On 12/09/2018 12:11, Chris Wilson wrote:
If we try and fail to allocate a i915_request, we apply some
backpressure on the clients to throttle the memory allocations coming
from i915.ko. Currently, we wait until completely idle, but this is far
too heavy and leads to some situations where the only escape is to
declare a client hung and reset the GPU. The intent is to only ratelimit
the allocation requests, so we need only wait for a jiffie before using
the normal direct reclaim.

Bugzilla: https://bugs.freedesktop.org/show_bug.cgi?id=106680
Signed-off-by: Chris Wilson <ch...@chris-wilson.co.uk>
Cc: Tvrtko Ursulin <tvrtko.ursu...@intel.com>
Cc: Joonas Lahtinen <joonas.lahti...@linux.intel.com>
---
  drivers/gpu/drm/i915/i915_request.c | 2 +-
  1 file changed, 1 insertion(+), 1 deletion(-)

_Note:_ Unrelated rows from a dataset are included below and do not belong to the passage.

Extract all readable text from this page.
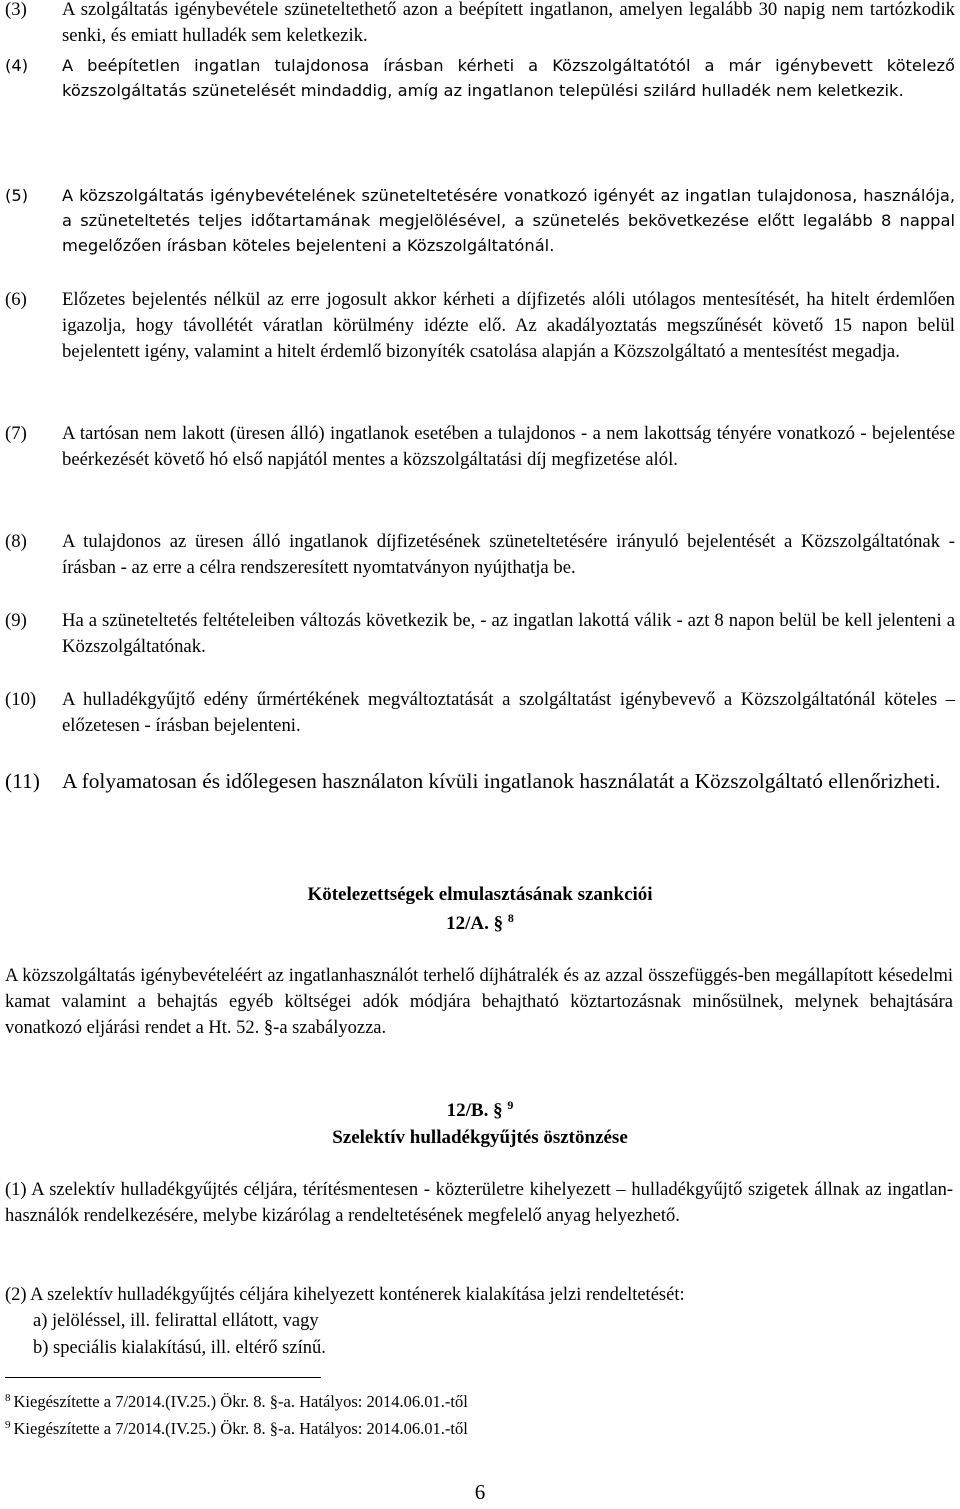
(3)	A szolgáltatás igénybevétele szüneteltethető azon a beépített ingatlanon, amelyen legalább 30 napig nem tartózkodik senki, és emiatt hulladék sem keletkezik.
(4)	A beépítetlen ingatlan tulajdonosa írásban kérheti a Közszolgáltatótól a már igénybevett kötelező közszolgáltatás szünetelését mindaddig, amíg az ingatlanon települési szilárd hulladék nem keletkezik.
(5)	A közszolgáltatás igénybevételének szüneteltetésére vonatkozó igényét az ingatlan tulajdonosa, használója, a szüneteltetés teljes időtartamának megjelölésével, a szünetelés bekövetkezése előtt legalább 8 nappal megelőzően írásban köteles bejelenteni a Közszolgáltatónál.
(6)	Előzetes bejelentés nélkül az erre jogosult akkor kérheti a díjfizetés alóli utólagos mentesítését, ha hitelt érdemlően igazolja, hogy távollétét váratlan körülmény idézte elő. Az akadályoztatás megszűnését követő 15 napon belül bejelentett igény, valamint a hitelt érdemlő bizonyíték csatolása alapján a Közszolgáltató a mentesítést megadja.
(7)	A tartósan nem lakott (üresen álló) ingatlanok esetében a tulajdonos - a nem lakottság tényére vonatkozó - bejelentése beérkezését követő hó első napjától mentes a közszolgáltatási díj megfizetése alól.
(8)	A tulajdonos az üresen álló ingatlanok díjfizetésének szüneteltetésére irányuló bejelentését a Közszolgáltatónak - írásban - az erre a célra rendszeresített nyomtatványon nyújthatja be.
(9)	Ha a szüneteltetés feltételeiben változás következik be, - az ingatlan lakottá válik - azt 8 napon belül be kell jelenteni a Közszolgáltatónak.
(10)	A hulladékgyűjtő edény űrmértékének megváltoztatását a szolgáltatást igénybevevő a Közszolgáltatónál köteles – előzetesen - írásban bejelenteni.
(11)	A folyamatosan és időlegesen használaton kívüli ingatlanok használatát a Közszolgáltató ellenőrizheti.
Kötelezettségek elmulasztásának szankciói
12/A. § $^8$
A közszolgáltatás igénybevételéért az ingatlanhasználót terhelő díjhátralék és az azzal összefüggés-ben megállapított késedelmi kamat valamint a behajtás egyéb költségei adók módjára behajtható köztartozásnak minősülnek, melynek behajtására vonatkozó eljárási rendet a Ht. 52. §-a szabályozza.
12/B. § $^9$
Szelektív hulladékgyűjtés ösztönzése
(1) A szelektív hulladékgyűjtés céljára, térítésmentesen - közterületre kihelyezett – hulladékgyűjtő szigetek állnak az ingatlan-használók rendelkezésére, melybe kizárólag a rendeltetésének megfelelő anyag helyezhető.
(2) A szelektív hulladékgyűjtés céljára kihelyezett konténerek kialakítása jelzi rendeltetését:
a) jelöléssel, ill. felirattal ellátott, vagy
b) speciális kialakítású, ill. eltérő színű.
$^8$ Kiegészítette a 7/2014.(IV.25.) Ökr. 8. §-a. Hatályos: 2014.06.01.-től
$^9$ Kiegészítette a 7/2014.(IV.25.) Ökr. 8. §-a. Hatályos: 2014.06.01.-től
6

diff --git a/drivers/gpu/drm/i915/i915_request.c 
b/drivers/gpu/drm/i915/i915_request.c
index 09ed48833b54..588bc5a4d18b 100644
--- a/drivers/gpu/drm/i915/i915_request.c
+++ b/drivers/gpu/drm/i915/i915_request.c
@@ -736,7 +736,7 @@ i915_request_alloc(struct intel_engine_cs *engine, struct 
i915_gem_context *ctx)
                ret = i915_gem_wait_for_idle(i915,
                                             I915_WAIT_LOCKED |
                                             I915_WAIT_INTERRUPTIBLE,
-                                            MAX_SCHEDULE_TIMEOUT);
+                                            1);
                if (ret)
                        goto err_unreserve;

What is the remaining value of even trying to wait for idle, instead of maybe just i915_request_retire and sleep for a jiffie? The intention would potentially read clearer since it is questionable there is any relationship with idle and rate limiting clients. In fact, now that I think of it, waiting for idle is a nice way to starve an unlucky client forever.